Es gibt den jeweiligen Winkel der Drosselklappe an. Während bei der Zentraleinspritzung dieses Signal zusammen mit dem der Lambdasonde zur Berechnung der Last gebraucht wird, existiert es bei der Mehrpunkteinspritzung zusätzlich zum Luftmassenmesser. Ist die Drosselklappe mit dem Gaspedal verbunden, kann das Drosselklappenpotentiometer z.B. zur Erkennung der Geschwindigkeit benutzt werden, mit der dieses betätigt wurde. Zusätzlich ersetzt es im Notlauf den evtl. defekten Luftmassenmesser. Bei der Motronic mit elektronischem Gaspedal bildet es zusammen mit dem Stellmotor für die Drosselklappe einen Regelkreis.

Funktion

Zur größeren Sicherheit sind zwei Drehpotis mit der Drosselklappenwelle verbunden. Diese ergeben zusätzlich durch verschiedene Vorwiderstände Kennlinien in unterschiedlichen Bereichen. Manchmal fehlt der eine Vorwiderstand auch ganz.
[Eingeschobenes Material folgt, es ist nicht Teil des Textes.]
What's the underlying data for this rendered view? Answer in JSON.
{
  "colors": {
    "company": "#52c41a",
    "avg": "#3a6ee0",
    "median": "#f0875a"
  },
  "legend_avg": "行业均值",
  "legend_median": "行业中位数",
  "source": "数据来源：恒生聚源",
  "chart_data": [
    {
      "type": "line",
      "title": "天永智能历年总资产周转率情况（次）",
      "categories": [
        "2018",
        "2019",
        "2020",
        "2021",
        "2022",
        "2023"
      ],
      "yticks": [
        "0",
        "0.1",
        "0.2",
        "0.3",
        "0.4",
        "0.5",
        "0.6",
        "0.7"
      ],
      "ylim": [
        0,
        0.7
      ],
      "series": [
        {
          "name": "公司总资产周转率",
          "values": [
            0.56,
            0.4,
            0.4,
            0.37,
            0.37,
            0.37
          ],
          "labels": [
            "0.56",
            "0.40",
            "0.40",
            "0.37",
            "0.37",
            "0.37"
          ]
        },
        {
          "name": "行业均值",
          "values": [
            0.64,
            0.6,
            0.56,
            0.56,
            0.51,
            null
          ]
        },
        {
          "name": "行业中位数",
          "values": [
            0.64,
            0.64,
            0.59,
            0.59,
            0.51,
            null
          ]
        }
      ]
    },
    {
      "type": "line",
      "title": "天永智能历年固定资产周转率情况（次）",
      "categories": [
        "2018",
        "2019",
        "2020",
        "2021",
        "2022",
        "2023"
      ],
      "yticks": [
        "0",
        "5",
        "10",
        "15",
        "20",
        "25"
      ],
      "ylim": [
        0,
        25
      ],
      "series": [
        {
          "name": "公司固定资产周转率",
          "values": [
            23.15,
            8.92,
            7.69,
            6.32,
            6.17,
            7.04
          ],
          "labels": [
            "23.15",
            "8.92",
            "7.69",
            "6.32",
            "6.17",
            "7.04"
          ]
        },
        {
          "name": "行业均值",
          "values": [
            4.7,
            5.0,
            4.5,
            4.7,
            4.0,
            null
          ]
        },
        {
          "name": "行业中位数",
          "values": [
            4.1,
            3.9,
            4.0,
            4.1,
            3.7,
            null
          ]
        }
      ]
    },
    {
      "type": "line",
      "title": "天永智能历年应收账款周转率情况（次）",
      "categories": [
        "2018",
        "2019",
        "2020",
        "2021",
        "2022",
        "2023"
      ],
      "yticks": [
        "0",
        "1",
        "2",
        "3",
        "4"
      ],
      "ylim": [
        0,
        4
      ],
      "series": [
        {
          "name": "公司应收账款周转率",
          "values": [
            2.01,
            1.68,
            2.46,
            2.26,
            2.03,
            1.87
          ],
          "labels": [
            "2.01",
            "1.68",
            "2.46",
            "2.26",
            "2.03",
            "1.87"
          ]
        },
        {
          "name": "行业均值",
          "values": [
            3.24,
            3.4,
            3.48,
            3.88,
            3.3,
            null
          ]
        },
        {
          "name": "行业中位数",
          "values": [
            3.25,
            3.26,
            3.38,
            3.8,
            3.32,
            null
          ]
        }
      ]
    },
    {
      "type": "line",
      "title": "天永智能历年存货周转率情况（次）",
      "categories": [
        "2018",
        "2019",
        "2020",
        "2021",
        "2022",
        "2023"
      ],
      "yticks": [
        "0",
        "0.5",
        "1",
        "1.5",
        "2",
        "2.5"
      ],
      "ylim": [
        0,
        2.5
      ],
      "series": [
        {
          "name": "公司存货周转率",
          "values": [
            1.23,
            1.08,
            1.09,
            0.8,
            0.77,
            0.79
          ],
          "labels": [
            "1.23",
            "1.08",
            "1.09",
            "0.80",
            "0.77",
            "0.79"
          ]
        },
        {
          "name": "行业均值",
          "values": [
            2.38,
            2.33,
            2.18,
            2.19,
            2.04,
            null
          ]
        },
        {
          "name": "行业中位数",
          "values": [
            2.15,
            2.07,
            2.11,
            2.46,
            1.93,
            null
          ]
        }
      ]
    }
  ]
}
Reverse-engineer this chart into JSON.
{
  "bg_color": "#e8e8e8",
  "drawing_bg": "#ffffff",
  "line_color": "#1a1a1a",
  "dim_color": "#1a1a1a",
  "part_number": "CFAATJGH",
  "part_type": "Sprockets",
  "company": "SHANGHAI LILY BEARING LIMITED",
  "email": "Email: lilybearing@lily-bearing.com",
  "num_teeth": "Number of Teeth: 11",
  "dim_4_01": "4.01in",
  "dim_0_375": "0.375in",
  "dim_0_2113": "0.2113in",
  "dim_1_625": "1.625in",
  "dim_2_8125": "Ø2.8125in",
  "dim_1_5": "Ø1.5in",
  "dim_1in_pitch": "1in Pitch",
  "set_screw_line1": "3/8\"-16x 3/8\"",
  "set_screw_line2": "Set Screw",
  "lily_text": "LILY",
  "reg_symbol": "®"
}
Dem Steuergerät ist es nun möglich, neben Kurzschlüssen und Leitungsunterbrechungen gewisse Störeinflüsse auf die Leitungen zu erkennen.

Unterbrechungen in der Leiterbahn eines Potentiometers können durch die sogenannte Rauschprüfung ermittelt werden. Hierbei werden die Werte in möglichst allen Stellungen der Stauklappe z.B. auf ein Speicheroszilloskop gegeben, dass bei genügend Auflösung auch kleinste Unterbrechungen in der Leiterbahn aufzeigt. Mit einem Multimeter sind solche Fehler meist nicht aufzudecken.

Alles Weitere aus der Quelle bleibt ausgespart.